Voraussetzung für die Aufhebung von Beschränkungen für Negativgetestete (Punkt 3) ist, dass jedem diskriminierungsfrei die Möglichkeit eröffnet wird, sich in regelmäßigen Abständen testen zu lassen. Voraussetzung ist eine durchdachte, praktikable und wirksame Teststrategie. Der Negativtest muss in einem manipulationssicheren und einheitlichen System festgehalten werden. Als System bietet sich hierfür die Luca-App oder aber eine Erweiterung der Corona-Warn-App um die Funktionen der Luca-App an.

 

2. Ein neuer Maßstab für die Aufrechterhaltung von Beschränkungen


Sobald die Gruppe der Menschen geimpft ist, die ein hohes Risiko haben, schwer an Corona zu erkranken oder zu sterben, ist es mit Blick auf die umfassenden derzeitigen Grundrechtseingriffe geboten, eine neue Risikoabwägung vorzunehmen und Risiken neu ins Verhältnis zu setzen. Wenn das Risiko schwer an Corona zu erkranken oder zu sterben drastisch sinkt, ist der starre Blick auf die Infektionszahlen und Inzidenzen nicht mehr angebracht.

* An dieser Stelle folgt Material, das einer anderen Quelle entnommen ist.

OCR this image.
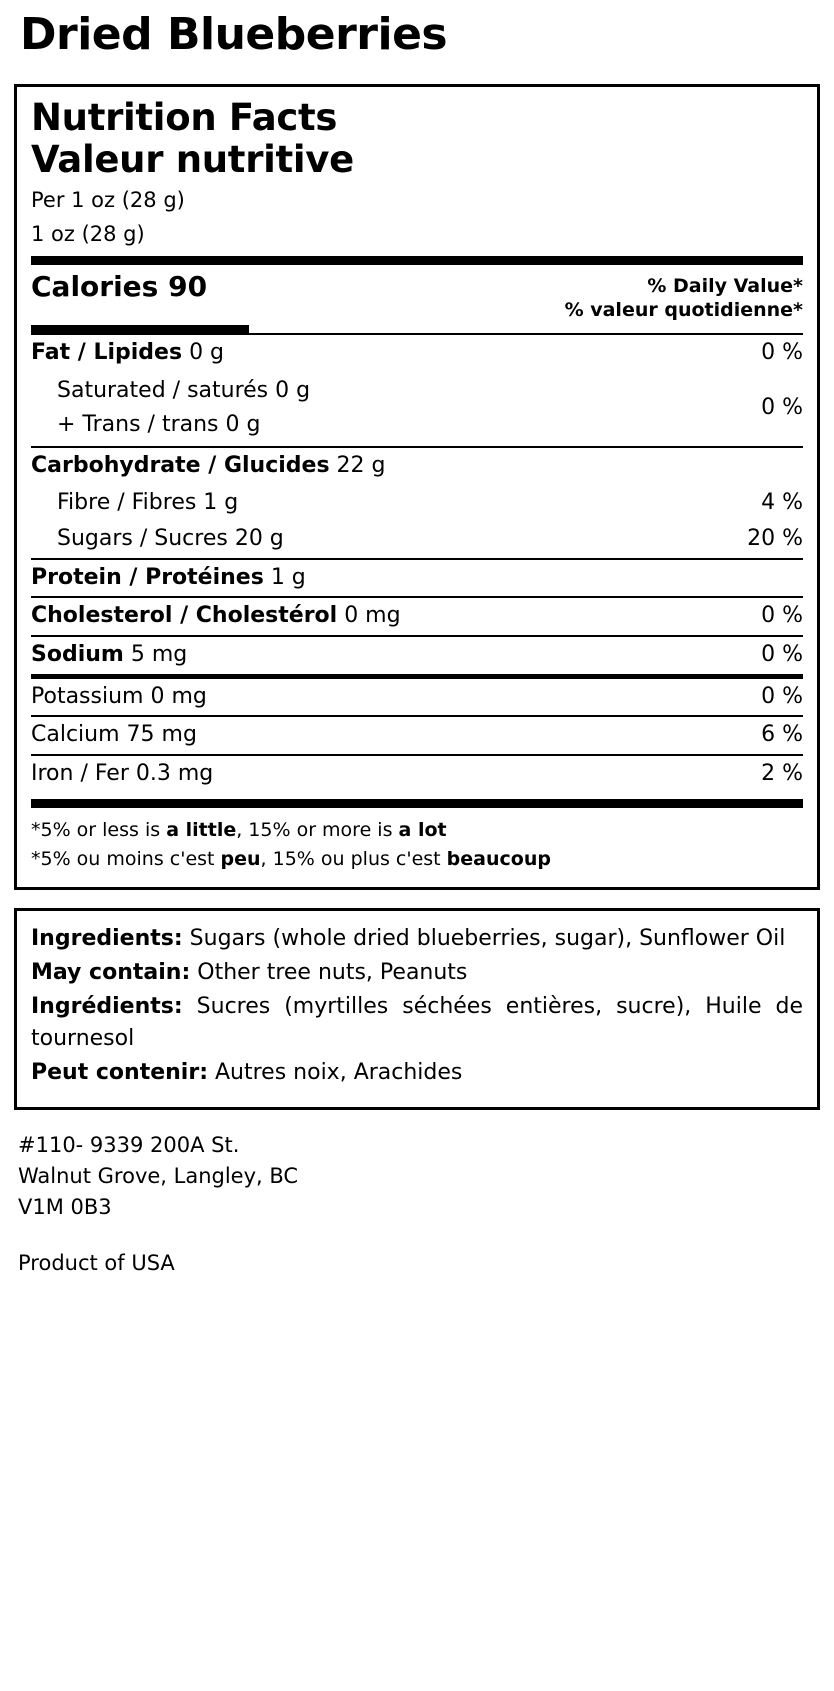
Dried Blueberries
Nutrition Facts
Valeur nutritive
Per 1 oz (28 g)
1 oz (28 g)
Calories 90	% Daily Value*
% valeur quotidienne*
Fat / Lipides 0 g	0 %
Saturated / saturés 0 g
+ Trans / trans 0 g
0 %
Carbohydrate / Glucides 22 g
Fibre / Fibres 1 g	4 %
Sugars / Sucres 20 g	20 %
Protein / Protéines 1 g
Cholesterol / Cholestérol 0 mg	0 %
Sodium 5 mg	0 %
Potassium 0 mg	0 %
Calcium 75 mg	6 %
Iron / Fer 0.3 mg	2 %
*5% or less is a little, 15% or more is a lot
*5% ou moins c'est peu, 15% ou plus c'est beaucoup
Ingredients: Sugars (whole dried blueberries, sugar), Sunflower Oil
May contain: Other tree nuts, Peanuts
Ingrédients: Sucres (myrtilles séchées entières, sucre), Huile de tournesol
Peut contenir: Autres noix, Arachides
#110- 9339 200A St.
Walnut Grove, Langley, BC
V1M 0B3
Product of USA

Darauf zielt auch das OVG in seinem Urteil ab, indem es kritisiert, dass der eigentliche Grund für den Grundrechtseingriff – nämlich das Verhindern einer Überlastung des Gesundheitssystems – nicht mehr vorliegt und damit als Rechtfertigung nicht mehr gelten kann.


Dies entspricht auch der jüngsten Empfehlung des Ethikrates. Er empfiehlt einen neuen Indikator, der Hospitalisierungszahlen oder Zahlen schwerer Krankheitsverläufe und Todesfälle. Eine Möglichkeit wäre, die zwischenzeitlich akzeptierte Inzidenzzahl anzupassen an den Anteil der schwer erkrankten an allen Infizierten. Auch der R-Wert sollte in einem Indikatorenset einbezogen werden, um weiterhin ein unkontrolliertes Wachstum der Infiziertenzahlen auszuschließen.

 

3. Aufhebung von Beschränkungen bei Negativtest

Für Grenzgänger*innen gilt derzeit ein Negativtest als Einreisebedingung. Pendler*innen können sich bis zu viermal wöchentlich einem kostenlosen Schnelltest unterziehen, so wird sichergestellt, dass ihr letzter Test nie mehr als 48 h zurückliegt. Das kann als Vorbild für eine differenzierte Öffnungsstrategie dienen.


Wer ein entsprechend negatives Testergebnis nachweisen kann, sollte Tätigkeiten wieder nachgehen können und beispielsweise wieder Restaurants, Kultur-Veranstaltungen, Kinos etc. besuchen dürfen.


Sobald umfassend nachgewiesen ist, dass auch von Geimpften kein oder nur ein minimales Risiko einer Infektion ausgeht, sollte auch eine Impfung als Nachweis für die Aufhebung von Beschränkungen gelten. Beides muss wie unter Punkt 1 beschrieben in einem einheitlichen, diskriminierungsfreien und manipulationssicheren System festgehalten und nachgewiesen werden.